〔仙台 国見の丘から〕 ツバメが、来た!
昼前、ママチャリで丘を下って、買い物に出た。
いつものスーパーで買い物して、ドアの外に出たときだった。目の前を黒いものが飛んだ。
そして道路際の電話線の上に。
くちばしのところが赤い、ツバメだった。
あっと思って、次の瞬間、右横の軒下に視線を走らせた。
去年、ツバメの夫婦が子育てした、古巣のある場所に。
古巣の空き家の手前にツバメがもう一羽いた。巣を作りだしていた。
これも、口のところが赤い、小さなツバメ。
たぶん、新婚間もない、若いカップル!
もしかしたら、去年、この軒下で育った小ツバメが伴侶を連れて、帰ってきたのかも知れない。
去年よりおそらく1ヵ月近く遅れての飛来だ。
ことしはもう来てくれないのか、とあきらめかけていたところへ、まるで神様のおくりもののように来てくれた、ツバメの若夫婦。
燕尾服姿で、軒下デビュー!
うれしくて、しばらく、2羽の姿を眺めていた。
半分ほどできあがった巣。
空中の手づくり――いや、くちばしづくりのマイホームで、やがて赤ちゃんたちが生まれる!
元気で育ってほしんだけど!
でも、なんだか、うらやましいなあ。
ぼくは、ふるさとに舞い戻った、孤独な渡り鳥。
ふるさとの土に還るつもりが、被曝症状が進んで、またどこかへ飛び出すことばかり考えている。
でも、このツバメの夫婦のように、とりあえず、国見の丘で、逃げずにひと夏、過ごしてみるか!

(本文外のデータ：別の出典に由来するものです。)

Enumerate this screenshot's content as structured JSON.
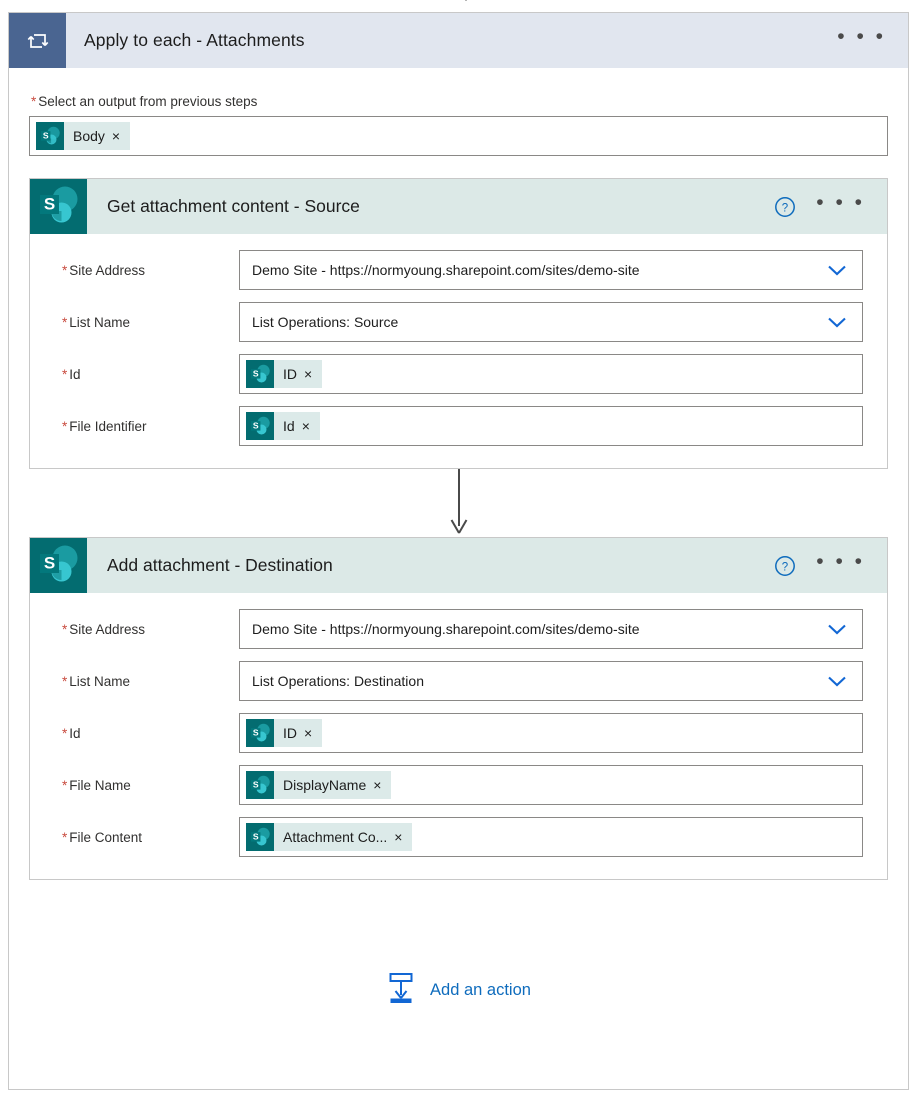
{
  "colors": {
    "loop_header_bg": "#e1e6ef",
    "loop_icon_bg": "#4a6591",
    "card_header_bg": "#dce9e7",
    "sharepoint_teal": "#036c70",
    "accent_blue": "#0f6cbd",
    "required_red": "#c94b3f",
    "border_gray": "#c8c8c8"
  },
  "loop": {
    "icon": "loop-repeat-icon",
    "title": "Apply to each - Attachments",
    "menu": "• • •",
    "foreach": {
      "label": "Select an output from previous steps",
      "required_marker": "*",
      "token": {
        "icon": "sharepoint-icon",
        "text": "Body",
        "remove": "×"
      }
    }
  },
  "cards": [
    {
      "icon": "sharepoint-icon",
      "title": "Get attachment content - Source",
      "help_icon": "help-circle-icon",
      "menu": "• • •",
      "fields": [
        {
          "label": "Site Address",
          "required_marker": "*",
          "type": "dropdown",
          "value": "Demo Site - https://normyoung.sharepoint.com/sites/demo-site",
          "chevron": "chevron-down-icon"
        },
        {
          "label": "List Name",
          "required_marker": "*",
          "type": "dropdown",
          "value": "List Operations: Source",
          "chevron": "chevron-down-icon"
        },
        {
          "label": "Id",
          "required_marker": "*",
          "type": "token",
          "token": {
            "icon": "sharepoint-icon",
            "text": "ID",
            "remove": "×"
          }
        },
        {
          "label": "File Identifier",
          "required_marker": "*",
          "type": "token",
          "token": {
            "icon": "sharepoint-icon",
            "text": "Id",
            "remove": "×"
          }
        }
      ]
    },
    {
      "icon": "sharepoint-icon",
      "title": "Add attachment - Destination",
      "help_icon": "help-circle-icon",
      "menu": "• • •",
      "fields": [
        {
          "label": "Site Address",
          "required_marker": "*",
          "type": "dropdown",
          "value": "Demo Site - https://normyoung.sharepoint.com/sites/demo-site",
          "chevron": "chevron-down-icon"
        },
        {
          "label": "List Name",
          "required_marker": "*",
          "type": "dropdown",
          "value": "List Operations: Destination",
          "chevron": "chevron-down-icon"
        },
        {
          "label": "Id",
          "required_marker": "*",
          "type": "token",
          "token": {
            "icon": "sharepoint-icon",
            "text": "ID",
            "remove": "×"
          }
        },
        {
          "label": "File Name",
          "required_marker": "*",
          "type": "token",
          "token": {
            "icon": "sharepoint-icon",
            "text": "DisplayName",
            "remove": "×"
          }
        },
        {
          "label": "File Content",
          "required_marker": "*",
          "type": "token",
          "token": {
            "icon": "sharepoint-icon",
            "text": "Attachment Co...",
            "remove": "×"
          }
        }
      ]
    }
  ],
  "add_action": {
    "icon": "add-action-icon",
    "label": "Add an action"
  }
}
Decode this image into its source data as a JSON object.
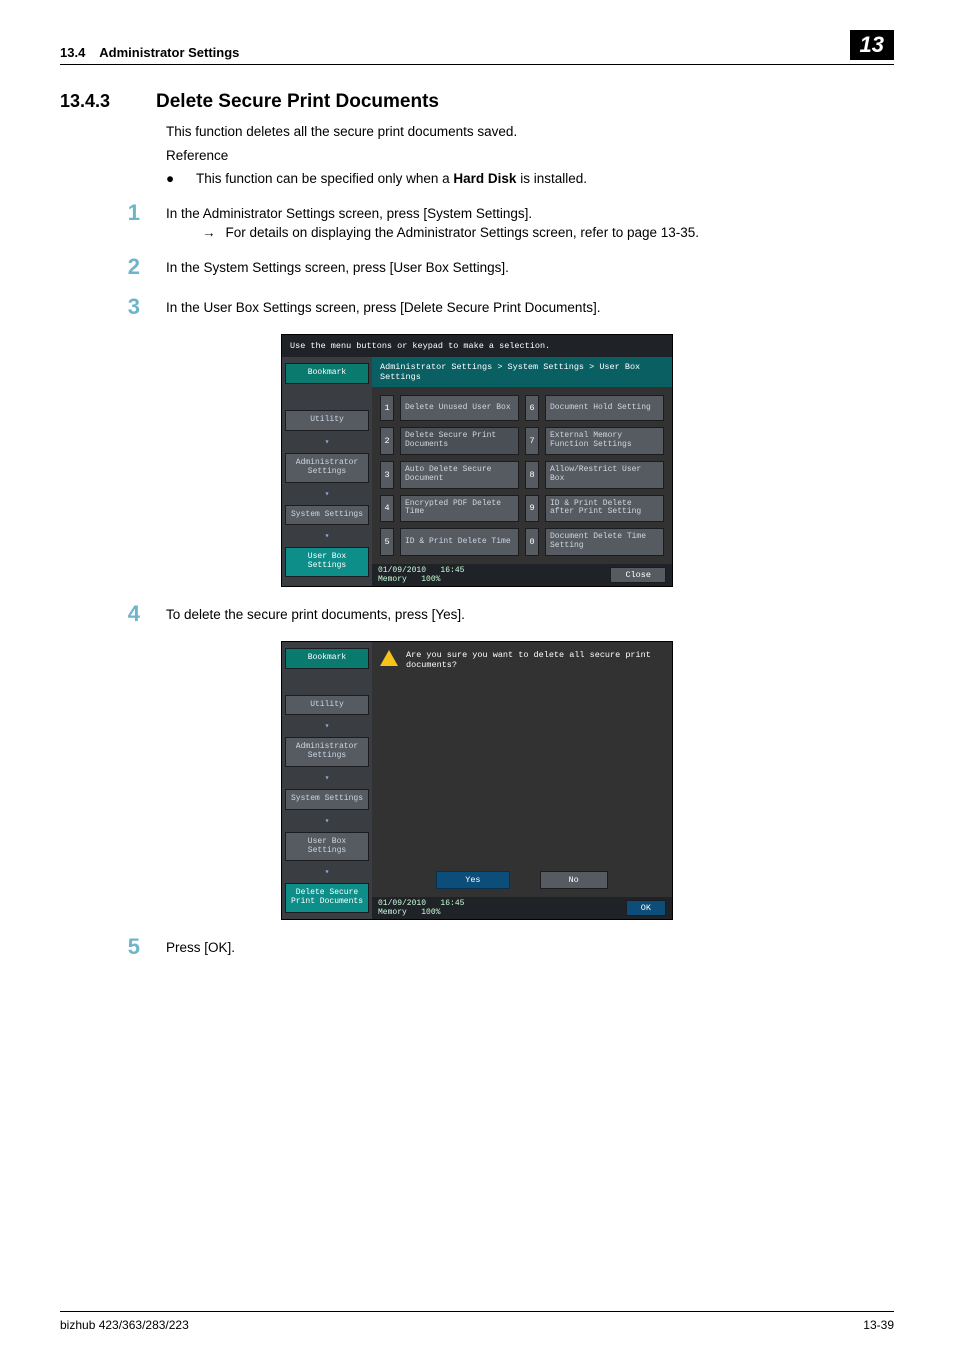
{
  "header": {
    "section_ref": "13.4",
    "section_title": "Administrator Settings",
    "chapter": "13"
  },
  "section": {
    "number": "13.4.3",
    "title": "Delete Secure Print Documents"
  },
  "intro": {
    "desc": "This function deletes all the secure print documents saved.",
    "reference_label": "Reference",
    "bullet_pre": "This function can be specified only when a ",
    "bullet_bold": "Hard Disk",
    "bullet_post": " is installed."
  },
  "steps": {
    "s1": "In the Administrator Settings screen, press [System Settings].",
    "s1_sub": "For details on displaying the Administrator Settings screen, refer to page 13-35.",
    "s2": "In the System Settings screen, press [User Box Settings].",
    "s3": "In the User Box Settings screen, press [Delete Secure Print Documents].",
    "s4": "To delete the secure print documents, press [Yes].",
    "s5": "Press [OK]."
  },
  "screen1": {
    "topbar": "Use the menu buttons or keypad to make a selection.",
    "crumb": "Administrator Settings > System Settings > User Box Settings",
    "side": {
      "bookmark": "Bookmark",
      "utility": "Utility",
      "admin": "Administrator Settings",
      "system": "System Settings",
      "userbox": "User Box Settings"
    },
    "menu": {
      "n1": "1",
      "m1": "Delete Unused User Box",
      "n6": "6",
      "m6": "Document Hold Setting",
      "n2": "2",
      "m2": "Delete Secure Print Documents",
      "n7": "7",
      "m7": "External Memory Function Settings",
      "n3": "3",
      "m3": "Auto Delete Secure Document",
      "n8": "8",
      "m8": "Allow/Restrict User Box",
      "n4": "4",
      "m4": "Encrypted PDF Delete Time",
      "n9": "9",
      "m9": "ID & Print Delete after Print Setting",
      "n5": "5",
      "m5": "ID & Print Delete Time",
      "n0": "0",
      "m0": "Document Delete Time Setting"
    },
    "status": {
      "date": "01/09/2010",
      "time": "16:45",
      "mem_label": "Memory",
      "mem_val": "100%",
      "close": "Close"
    }
  },
  "screen2": {
    "msg": "Are you sure you want to delete all secure print documents?",
    "side": {
      "bookmark": "Bookmark",
      "utility": "Utility",
      "admin": "Administrator Settings",
      "system": "System Settings",
      "userbox": "User Box Settings",
      "delsecure": "Delete Secure Print Documents"
    },
    "yes": "Yes",
    "no": "No",
    "status": {
      "date": "01/09/2010",
      "time": "16:45",
      "mem_label": "Memory",
      "mem_val": "100%",
      "ok": "OK"
    }
  },
  "footer": {
    "left": "bizhub 423/363/283/223",
    "right": "13-39"
  },
  "nums": {
    "n1": "1",
    "n2": "2",
    "n3": "3",
    "n4": "4",
    "n5": "5"
  },
  "glyph": {
    "bullet": "●",
    "arrow": "→",
    "down": "▾"
  }
}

象さんのようにむくんだ足も、そのうち、よくなるだろう。鼻血だって、一度は引いたではないか。
泥融飛燕子
ツバメたちの建築作業に負けず、ぼくもそろそろ、次の本の執筆にかかろう。
きょうで5月は終わり。
フクイチの核の業火は6月に連なる。
それでも、いのちは生き続けなければならない。
若いツバメの夫婦に励まされ、カゴに水と食料品を積み込み、重いママチャリを曳いて、坂道を登り始める。